• The Big Data landscape continues to evolve. Until recently Big Data was focused on processing massive amounts of simple, flat data. But now, there is a growing need to fuse complex data that comes from both inside and outside of companies such as:

Complex Types

    • Databases
    • Documents
    • Spreadsheets
    • CRM/ERP
    • Relational databases
    • Public/industry repositories
    • News feeds
    • Client databases
    • Social networks
    • Complex Characteristics
    • Multiple databases, sources or silos
    • Unstructured (free form) text and documents
    • Complex schemas
    • 1,000s of tables
    • Data inside and outside corporation
    • Conceptually and contextually rich
    • Events: Geo-locations, temporal & social networks
    • Inconsistent naming conventions
    • Prediction/uncertainty/probability/learned behavior
    • Complex data inter-relationships of arbitrary length & depth
    • Inferred relationships, connections, patterns
    • Significant variety
    • Has 1,000s of classes/categories

Less expensive & more intelligent analytic frameworks

  • This evolution is driving the need for new, less expensive and more intelligent analytic frameworks to make better business decisions.
  • For many years, to support business analytic needs IT departments invested substantial time and money to pre-process data from various internal data sources into data warehouses and data marts. With the addition of big and complex data this approach is proving to be too slow, too inflexible and with a Total Cost of Ownership (TCO) that has exploded. Additionally, data warehouses struggle to integrate data from outside the enterprise. The warehouse approach is broken for businesses that need better, faster analytics.
  • Data lakes are relatively new to the space and built largely to help address that TCO of data warehouses and the onslaught of Big Data. Unlike data warehouses, data lakes use the concept of pre-processing as little of the data as possible beforehand and to literally toss all the data into the data lake in its native form and fish out what is needed later. Essentially wait to the last possible moment to Extract, Transform, Load (ETL) and integrate the data – so called late binding.
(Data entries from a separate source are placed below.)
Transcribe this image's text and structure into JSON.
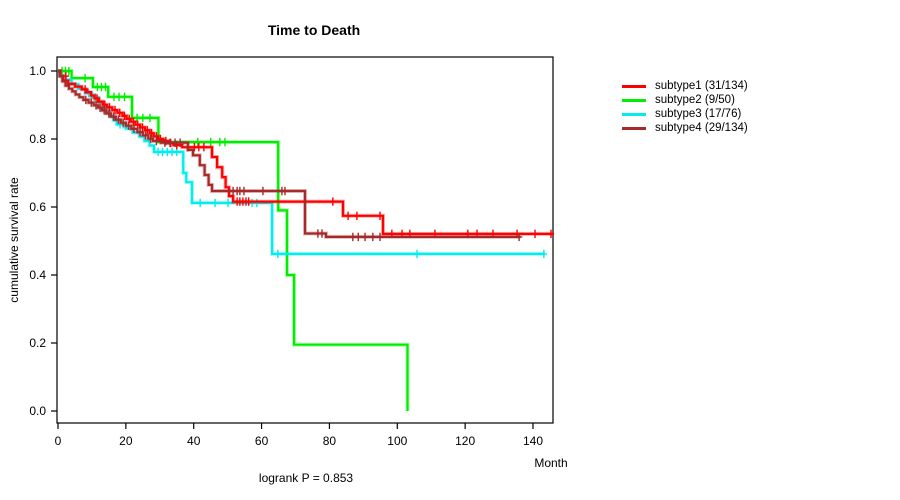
{
  "title": "Time to Death",
  "y_axis": {
    "label": "cumulative survival rate",
    "ticks": [
      "1.0",
      "0.8",
      "0.6",
      "0.4",
      "0.2",
      "0.0"
    ]
  },
  "x_axis": {
    "label": "Month",
    "ticks": [
      0,
      20,
      40,
      60,
      80,
      100,
      120,
      140
    ]
  },
  "footer": "logrank P = 0.853",
  "legend": {
    "items": [
      {
        "label": "subtype1 (31/134)",
        "color": "#FF0000"
      },
      {
        "label": "subtype2 (9/50)",
        "color": "#00EE00"
      },
      {
        "label": "subtype3 (17/76)",
        "color": "#00EEEE"
      },
      {
        "label": "subtype4 (29/134)",
        "color": "#A52A2A"
      }
    ]
  },
  "chart_data": {
    "type": "line",
    "subtype": "kaplan-meier-step",
    "title": "Time to Death",
    "xlabel": "Month",
    "ylabel": "cumulative survival rate",
    "xlim": [
      0,
      146
    ],
    "ylim": [
      0.0,
      1.0
    ],
    "x_ticks": [
      0,
      20,
      40,
      60,
      80,
      100,
      120,
      140
    ],
    "y_ticks": [
      1.0,
      0.8,
      0.6,
      0.4,
      0.2,
      0.0
    ],
    "grid": false,
    "legend_position": "right",
    "annotation": "logrank P = 0.853",
    "draw_order": [
      "subtype2",
      "subtype3",
      "subtype1",
      "subtype4"
    ],
    "series": [
      {
        "name": "subtype1 (31/134)",
        "key": "subtype1",
        "color": "#FF0000",
        "end": 145.9,
        "steps": [
          [
            0.7,
            0.985
          ],
          [
            1.6,
            0.971
          ],
          [
            3.0,
            0.962
          ],
          [
            5.0,
            0.954
          ],
          [
            7.0,
            0.946
          ],
          [
            8.5,
            0.938
          ],
          [
            9.7,
            0.928
          ],
          [
            10.8,
            0.919
          ],
          [
            12.0,
            0.91
          ],
          [
            13.2,
            0.901
          ],
          [
            14.5,
            0.893
          ],
          [
            16.0,
            0.885
          ],
          [
            17.5,
            0.877
          ],
          [
            19.0,
            0.868
          ],
          [
            20.2,
            0.859
          ],
          [
            21.4,
            0.851
          ],
          [
            22.8,
            0.842
          ],
          [
            24.2,
            0.834
          ],
          [
            25.6,
            0.826
          ],
          [
            27.0,
            0.817
          ],
          [
            28.2,
            0.808
          ],
          [
            29.5,
            0.8
          ],
          [
            31.0,
            0.794
          ],
          [
            32.5,
            0.788
          ],
          [
            34.0,
            0.782
          ],
          [
            36.6,
            0.776
          ],
          [
            45.4,
            0.747
          ],
          [
            46.9,
            0.717
          ],
          [
            48.4,
            0.688
          ],
          [
            49.4,
            0.658
          ],
          [
            50.4,
            0.632
          ],
          [
            51.6,
            0.616
          ],
          [
            84.0,
            0.574
          ],
          [
            95.8,
            0.521
          ]
        ],
        "censors": [
          [
            2.3,
            0.985
          ],
          [
            8.0,
            0.946
          ],
          [
            11.5,
            0.919
          ],
          [
            13.8,
            0.901
          ],
          [
            15.2,
            0.893
          ],
          [
            16.8,
            0.885
          ],
          [
            18.2,
            0.877
          ],
          [
            19.6,
            0.868
          ],
          [
            21.0,
            0.859
          ],
          [
            22.2,
            0.851
          ],
          [
            23.5,
            0.842
          ],
          [
            24.9,
            0.834
          ],
          [
            26.3,
            0.826
          ],
          [
            27.6,
            0.817
          ],
          [
            29.0,
            0.808
          ],
          [
            30.2,
            0.8
          ],
          [
            31.8,
            0.794
          ],
          [
            33.2,
            0.788
          ],
          [
            35.0,
            0.782
          ],
          [
            38.3,
            0.776
          ],
          [
            40.2,
            0.776
          ],
          [
            41.5,
            0.776
          ],
          [
            43.0,
            0.776
          ],
          [
            52.8,
            0.616
          ],
          [
            53.6,
            0.616
          ],
          [
            54.5,
            0.616
          ],
          [
            55.4,
            0.616
          ],
          [
            56.2,
            0.616
          ],
          [
            81.0,
            0.616
          ],
          [
            85.5,
            0.574
          ],
          [
            88.1,
            0.574
          ],
          [
            94.9,
            0.574
          ],
          [
            98.4,
            0.521
          ],
          [
            101.4,
            0.521
          ],
          [
            103.7,
            0.521
          ],
          [
            111.1,
            0.521
          ],
          [
            120.8,
            0.521
          ],
          [
            123.5,
            0.521
          ],
          [
            128.2,
            0.521
          ],
          [
            135.3,
            0.521
          ],
          [
            140.6,
            0.521
          ],
          [
            145.3,
            0.521
          ]
        ]
      },
      {
        "name": "subtype2 (9/50)",
        "key": "subtype2",
        "color": "#00EE00",
        "end": 103.0,
        "steps": [
          [
            4.0,
            0.979
          ],
          [
            10.3,
            0.953
          ],
          [
            14.8,
            0.924
          ],
          [
            21.8,
            0.862
          ],
          [
            29.6,
            0.791
          ],
          [
            64.9,
            0.59
          ],
          [
            67.5,
            0.4
          ],
          [
            69.6,
            0.195
          ],
          [
            103.0,
            0.0
          ]
        ],
        "censors": [
          [
            1.2,
            1.0
          ],
          [
            2.2,
            1.0
          ],
          [
            3.2,
            1.0
          ],
          [
            8.0,
            0.979
          ],
          [
            11.6,
            0.953
          ],
          [
            12.8,
            0.953
          ],
          [
            14.0,
            0.953
          ],
          [
            16.5,
            0.924
          ],
          [
            18.0,
            0.924
          ],
          [
            19.6,
            0.924
          ],
          [
            23.3,
            0.862
          ],
          [
            25.0,
            0.862
          ],
          [
            27.1,
            0.862
          ],
          [
            41.2,
            0.791
          ],
          [
            45.0,
            0.791
          ],
          [
            47.7,
            0.791
          ],
          [
            49.2,
            0.791
          ]
        ]
      },
      {
        "name": "subtype3 (17/76)",
        "key": "subtype3",
        "color": "#00EEEE",
        "end": 143.5,
        "steps": [
          [
            0.4,
            0.987
          ],
          [
            1.5,
            0.974
          ],
          [
            4.0,
            0.961
          ],
          [
            6.0,
            0.948
          ],
          [
            8.0,
            0.935
          ],
          [
            10.0,
            0.922
          ],
          [
            12.0,
            0.908
          ],
          [
            13.3,
            0.894
          ],
          [
            14.3,
            0.88
          ],
          [
            15.3,
            0.868
          ],
          [
            16.3,
            0.855
          ],
          [
            17.3,
            0.843
          ],
          [
            20.0,
            0.831
          ],
          [
            22.0,
            0.819
          ],
          [
            24.0,
            0.807
          ],
          [
            25.5,
            0.794
          ],
          [
            27.0,
            0.781
          ],
          [
            28.3,
            0.762
          ],
          [
            36.9,
            0.7
          ],
          [
            37.8,
            0.673
          ],
          [
            39.5,
            0.612
          ],
          [
            63.1,
            0.462
          ]
        ],
        "censors": [
          [
            2.5,
            0.974
          ],
          [
            9.0,
            0.935
          ],
          [
            11.0,
            0.922
          ],
          [
            18.3,
            0.843
          ],
          [
            19.2,
            0.843
          ],
          [
            29.5,
            0.762
          ],
          [
            30.8,
            0.762
          ],
          [
            32.2,
            0.762
          ],
          [
            33.6,
            0.762
          ],
          [
            35.0,
            0.762
          ],
          [
            41.9,
            0.612
          ],
          [
            46.3,
            0.612
          ],
          [
            50.1,
            0.612
          ],
          [
            57.2,
            0.612
          ],
          [
            58.6,
            0.612
          ],
          [
            64.8,
            0.462
          ],
          [
            105.8,
            0.462
          ],
          [
            143.2,
            0.462
          ]
        ]
      },
      {
        "name": "subtype4 (29/134)",
        "key": "subtype4",
        "color": "#A52A2A",
        "end": 136.3,
        "steps": [
          [
            0.5,
            0.985
          ],
          [
            1.3,
            0.97
          ],
          [
            2.2,
            0.957
          ],
          [
            3.2,
            0.948
          ],
          [
            4.2,
            0.94
          ],
          [
            5.2,
            0.931
          ],
          [
            6.3,
            0.923
          ],
          [
            7.5,
            0.915
          ],
          [
            9.0,
            0.907
          ],
          [
            10.5,
            0.899
          ],
          [
            11.8,
            0.892
          ],
          [
            13.0,
            0.884
          ],
          [
            14.2,
            0.875
          ],
          [
            15.6,
            0.866
          ],
          [
            17.0,
            0.857
          ],
          [
            18.5,
            0.848
          ],
          [
            20.0,
            0.839
          ],
          [
            21.6,
            0.83
          ],
          [
            23.4,
            0.82
          ],
          [
            25.0,
            0.811
          ],
          [
            26.6,
            0.801
          ],
          [
            28.0,
            0.794
          ],
          [
            30.4,
            0.789
          ],
          [
            38.3,
            0.768
          ],
          [
            39.8,
            0.752
          ],
          [
            41.8,
            0.723
          ],
          [
            43.2,
            0.694
          ],
          [
            44.4,
            0.665
          ],
          [
            45.4,
            0.647
          ],
          [
            72.8,
            0.522
          ],
          [
            79.0,
            0.512
          ]
        ],
        "censors": [
          [
            8.2,
            0.915
          ],
          [
            9.8,
            0.907
          ],
          [
            11.2,
            0.899
          ],
          [
            12.4,
            0.892
          ],
          [
            13.6,
            0.884
          ],
          [
            15.0,
            0.875
          ],
          [
            16.4,
            0.866
          ],
          [
            17.8,
            0.857
          ],
          [
            19.2,
            0.848
          ],
          [
            20.8,
            0.839
          ],
          [
            22.4,
            0.83
          ],
          [
            24.2,
            0.82
          ],
          [
            25.8,
            0.811
          ],
          [
            27.3,
            0.801
          ],
          [
            29.0,
            0.794
          ],
          [
            31.5,
            0.789
          ],
          [
            33.0,
            0.789
          ],
          [
            34.5,
            0.789
          ],
          [
            36.0,
            0.789
          ],
          [
            51.6,
            0.647
          ],
          [
            52.8,
            0.647
          ],
          [
            53.6,
            0.647
          ],
          [
            54.8,
            0.647
          ],
          [
            60.4,
            0.647
          ],
          [
            66.0,
            0.647
          ],
          [
            66.9,
            0.647
          ],
          [
            76.6,
            0.522
          ],
          [
            77.8,
            0.522
          ],
          [
            86.9,
            0.512
          ],
          [
            88.5,
            0.512
          ],
          [
            90.5,
            0.512
          ],
          [
            92.8,
            0.512
          ],
          [
            94.9,
            0.512
          ],
          [
            135.9,
            0.512
          ]
        ]
      }
    ]
  }
}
That all sounds great, but tossing everything into the lake in native formats has a number of challenges that need to be addressed:

More is needed for:

  • Semantics for consistent taxonomy
  • Meta-data management
  • Linking or integration of data – otherwise silos stay silos
  • Entity level access control/governance
  • Curation, provenance and known quality of the data

Gartner Group

Meeting the needs of wider audiences require curated repositories with governance, semantic consistency and access controls.